What makes the structure interesting is the tension between accessibility and restraint. The blackberry-pineapple opening reads like a summer fragrance. Approachable. Easy to like. But the vetiver in the base is doing something more demanding. It doesn't dissolve into skin easily. It lingers with a slightly medicinal, green edge that some wearers notice immediately and others discover hours later. The saffron bridges both worlds. Warm and slightly spicy, it threads the bright top into the woody base without forcing the connection. Rose and violet add the powdery softness that keeps the whole thing cohesive rather than scattered. It's a fragrance that earns attention without shouting for it.
The evolution
The opening arrives bright. Blackberry and pineapple hit first, juicy and immediate, with bergamot lifting the whole thing slightly. For the first thirty minutes, it's fruity and clean. Then the heart takes over. Rose and violet emerge, soft and powdery, with saffron threading warmth through the florals. The transition isn't dramatic. The fruit doesn't disappear. It just quietens as the florals open up. This is where most people fall in. The heart lasts two to three hours on most skin types. Then the base arrives. Vetiver leads, green and slightly bitter, followed by sandalwood and musk. The drydown is intimate. Close to the skin.

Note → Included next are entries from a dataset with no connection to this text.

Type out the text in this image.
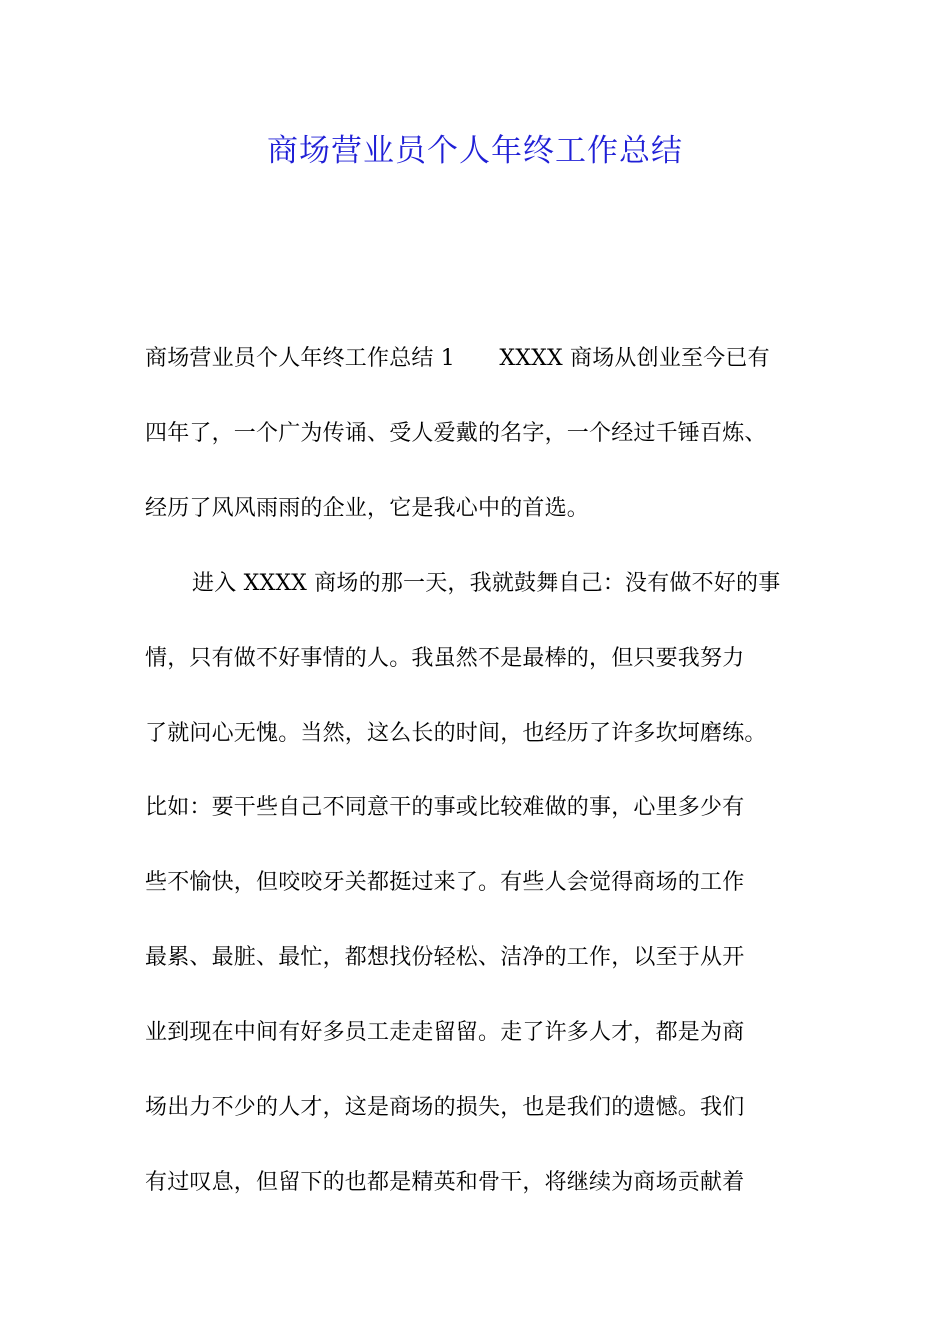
商场营业员个人年终工作总结
商场营业员个人年终工作总结 1　　XXXX 商场从创业至今已有
四年了，一个广为传诵、受人爱戴的名字，一个经过千锤百炼、
经历了风风雨雨的企业，它是我心中的首选。
进入 XXXX 商场的那一天，我就鼓舞自己：没有做不好的事
情，只有做不好事情的人。我虽然不是最棒的，但只要我努力
了就问心无愧。当然，这么长的时间，也经历了许多坎坷磨练。
比如：要干些自己不同意干的事或比较难做的事，心里多少有
些不愉快，但咬咬牙关都挺过来了。有些人会觉得商场的工作
最累、最脏、最忙，都想找份轻松、洁净的工作，以至于从开
业到现在中间有好多员工走走留留。走了许多人才，都是为商
场出力不少的人才，这是商场的损失，也是我们的遗憾。我们
有过叹息，但留下的也都是精英和骨干，将继续为商场贡献着
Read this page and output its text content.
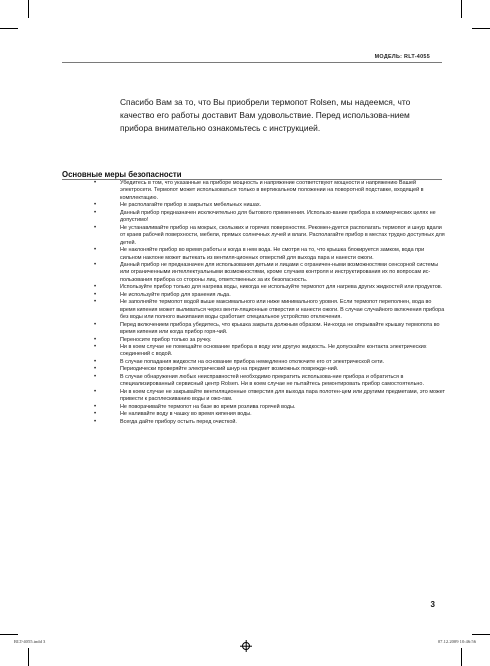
МОДЕЛЬ: RLT-4055

Спасибо Вам за то, что Вы приобрели термопот Rolsen, мы надеемся, что качество его работы доставит Вам удовольствие. Перед использова-нием прибора внимательно ознакомьтесь с инструкцией.

Основные меры безопасности
•	Убедитесь в том, что указанные на приборе мощность и напряжение соответствуют мощности и напряжению Вашей электросети. Термопот может использоваться только в вертикальном положении на поворотной подставке, входящей в комплектацию.
•	Не располагайте прибор в закрытых мебельных нишах.
•	Данный прибор предназначен исключительно для бытового применения. Использо-вание прибора в коммерческих целях не допустимо!
•	Не устанавливайте прибор на мокрых, скользких и горячих поверхностях. Рекомен-дуется располагать термопот и шнур вдали от краев рабочей поверхности, мебели, прямых солнечных лучей и влаги. Располагайте прибор в местах трудно доступных для детей.
•	Не наклоняйте прибор во время работы и когда в нем вода. Не смотря на то, что крышка блокируется замком, вода при сильном наклоне может вытекать из вентиля-ционных отверстий для выхода пара и нанести ожоги.
•	Данный прибор не предназначен для использования детьми и лицами с ограничен-ными возможностями сенсорной системы или ограниченными интеллектуальными возможностями, кроме случаев контроля и инструктирования их по вопросам ис-пользования прибора со стороны лиц, ответственных за их безопасность.
•	Используйте прибор только для нагрева воды, никогда не используйте термопот для нагрева других жидкостей или продуктов.
•	Не используйте прибор для хранения льда.
•	Не заполняйте термопот водой выше максимального или ниже минимального уровня. Если термопот переполнен, вода во время кипения может выливаться через венти-ляционные отверстия и нанести ожоги. В случае случайного включения прибора без воды или полного выкипания воды сработает специальное устройство отключения.
•	Перед включением прибора убедитесь, что крышка закрыта должным образом. Ни-когда не открывайте крышку термопота во время кипения или когда прибор горя-чий.
•	Переносите прибор только за ручку.
•	Ни в коем случае не помещайте основание прибора в воду или другую жидкость. Не допускайте контакта электрических соединений с водой.
•	В случае попадания жидкости на основание прибора немедленно отключите его от электрической сети.
•	Периодически проверяйте электрический шнур на предмет возможных поврежде-ний.
•	В случае обнаружения любых неисправностей необходимо прекратить использова-ние прибора и обратиться в специализированный сервисный центр Rolsen. Ни в коем случае не пытайтесь ремонтировать прибор самостоятельно.
•	Ни в коем случае не закрывайте вентиляционные отверстия для выхода пара полотен-цем или другими предметами, это может привести к расплескиванию воды и ожо-гам.
•	Не поворачивайте термопот на базе во время розлива горячей воды.
•	Не наливайте воду в чашку во время кипения воды.
•	Всегда дайте прибору остыть перед очисткой.
3
RLT-4055.indd 3	07.12.2009 10:46:56
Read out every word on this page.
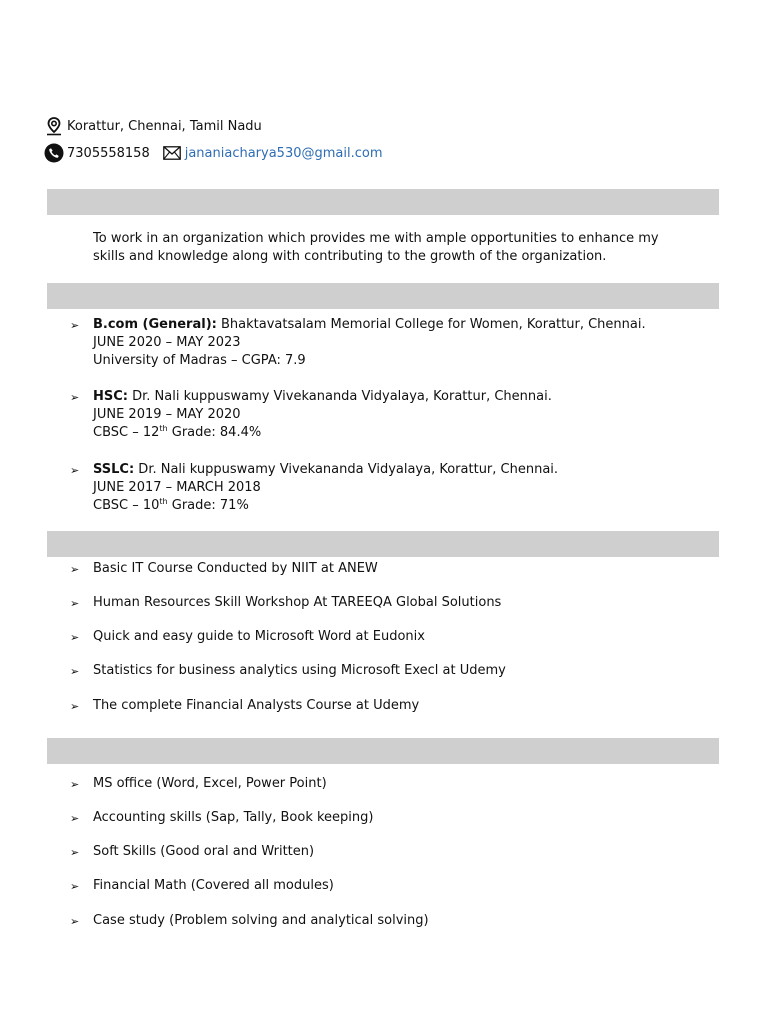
Korattur, Chennai, Tamil Nadu
7305558158	jananiacharya530@gmail.com
To work in an organization which provides me with ample opportunities to enhance my skills and knowledge along with contributing to the growth of the organization.
➢ B.com (General): Bhaktavatsalam Memorial College for Women, Korattur, Chennai.
JUNE 2020 – MAY 2023
University of Madras – CGPA: 7.9
➢ HSC: Dr. Nali kuppuswamy Vivekananda Vidyalaya, Korattur, Chennai.
JUNE 2019 – MAY 2020
CBSC – 12th Grade: 84.4%
➢ SSLC: Dr. Nali kuppuswamy Vivekananda Vidyalaya, Korattur, Chennai.
JUNE 2017 – MARCH 2018
CBSC – 10th Grade: 71%
➢ Basic IT Course Conducted by NIIT at ANEW
➢ Human Resources Skill Workshop At TAREEQA Global Solutions
➢ Quick and easy guide to Microsoft Word at Eudonix
➢ Statistics for business analytics using Microsoft Execl at Udemy
➢ The complete Financial Analysts Course at Udemy
➢ MS office (Word, Excel, Power Point)
➢ Accounting skills (Sap, Tally, Book keeping)
➢ Soft Skills (Good oral and Written)
➢ Financial Math (Covered all modules)
➢ Case study (Problem solving and analytical solving)
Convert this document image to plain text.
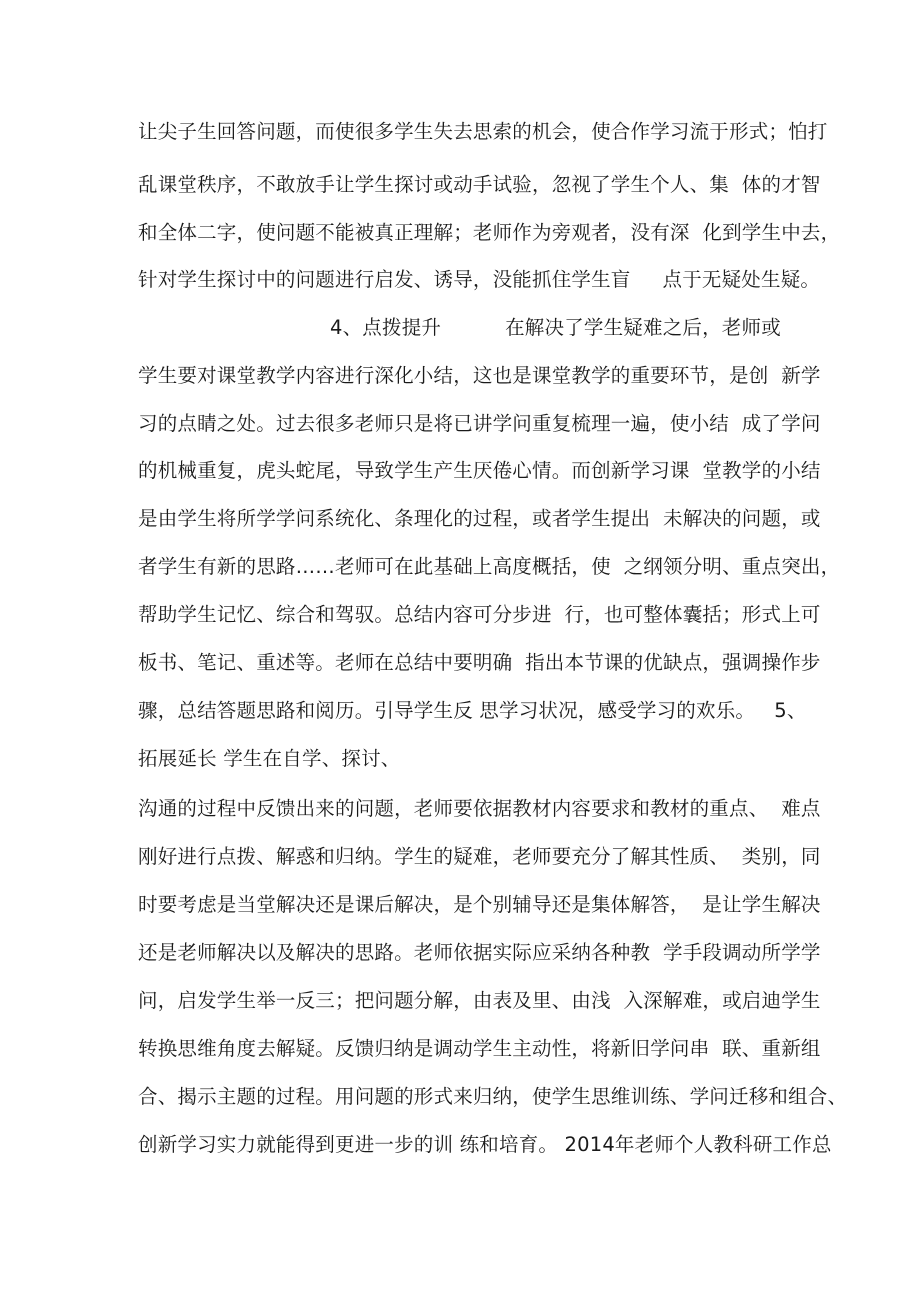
让尖子生回答问题，而使很多学生失去思索的机会，使合作学习流于形式；怕打
乱课堂秩序，不敢放手让学生探讨或动手试验，忽视了学生个人、集  体的才智
和全体二字，使问题不能被真正理解；老师作为旁观者，没有深  化到学生中去，
针对学生探讨中的问题进行启发、诱导，没能抓住学生盲     点于无疑处生疑。
4、点拨提升          在解决了学生疑难之后，老师或
学生要对课堂教学内容进行深化小结，这也是课堂教学的重要环节，是创  新学
习的点睛之处。过去很多老师只是将已讲学问重复梳理一遍，使小结  成了学问
的机械重复，虎头蛇尾，导致学生产生厌倦心情。而创新学习课  堂教学的小结
是由学生将所学学问系统化、条理化的过程，或者学生提出  未解决的问题，或
者学生有新的思路……老师可在此基础上高度概括，使  之纲领分明、重点突出，
帮助学生记忆、综合和驾驭。总结内容可分步进  行，也可整体囊括；形式上可
板书、笔记、重述等。老师在总结中要明确  指出本节课的优缺点，强调操作步
骤，总结答题思路和阅历。引导学生反 思学习状况，感受学习的欢乐。   5、
拓展延长 学生在自学、探讨、
沟通的过程中反馈出来的问题，老师要依据教材内容要求和教材的重点、  难点
刚好进行点拨、解惑和归纳。学生的疑难，老师要充分了解其性质、  类别，同
时要考虑是当堂解决还是课后解决，是个别辅导还是集体解答，  是让学生解决
还是老师解决以及解决的思路。老师依据实际应采纳各种教  学手段调动所学学
问，启发学生举一反三；把问题分解，由表及里、由浅  入深解难，或启迪学生
转换思维角度去解疑。反馈归纳是调动学生主动性，将新旧学问串  联、重新组
合、揭示主题的过程。用问题的形式来归纳，使学生思维训练、学问迁移和组合、
创新学习实力就能得到更进一步的训 练和培育。 2014年老师个人教科研工作总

It stays there for another three to four hours. On some skin, the vetiver dominates the late drydown. Wearers who love vetiver call it the highlight. Others find it too much. Either way, it doesn't fade fast. The sandalwood and musk linger into the next day if you spray on fabric.
Cultural impact
Lakeside occupies a specific space in the niche fragrance landscape: accessible enough to wear daily, structured enough to reward attention. The fruity-woody combination puts it in conversation with fragrances like Creed Silver Mountain Water and BDK Parfums Gris Charnel, though Lakeside leans harder into the vetiver drydown than either. Wearers describe it as the scent of someone who doesn't need to announce themselves when they enter a room. The moderate sillage means it stays close, personal, intimate. That restraint is part of the appeal. It doesn't perform for the room. It performs for the wearer.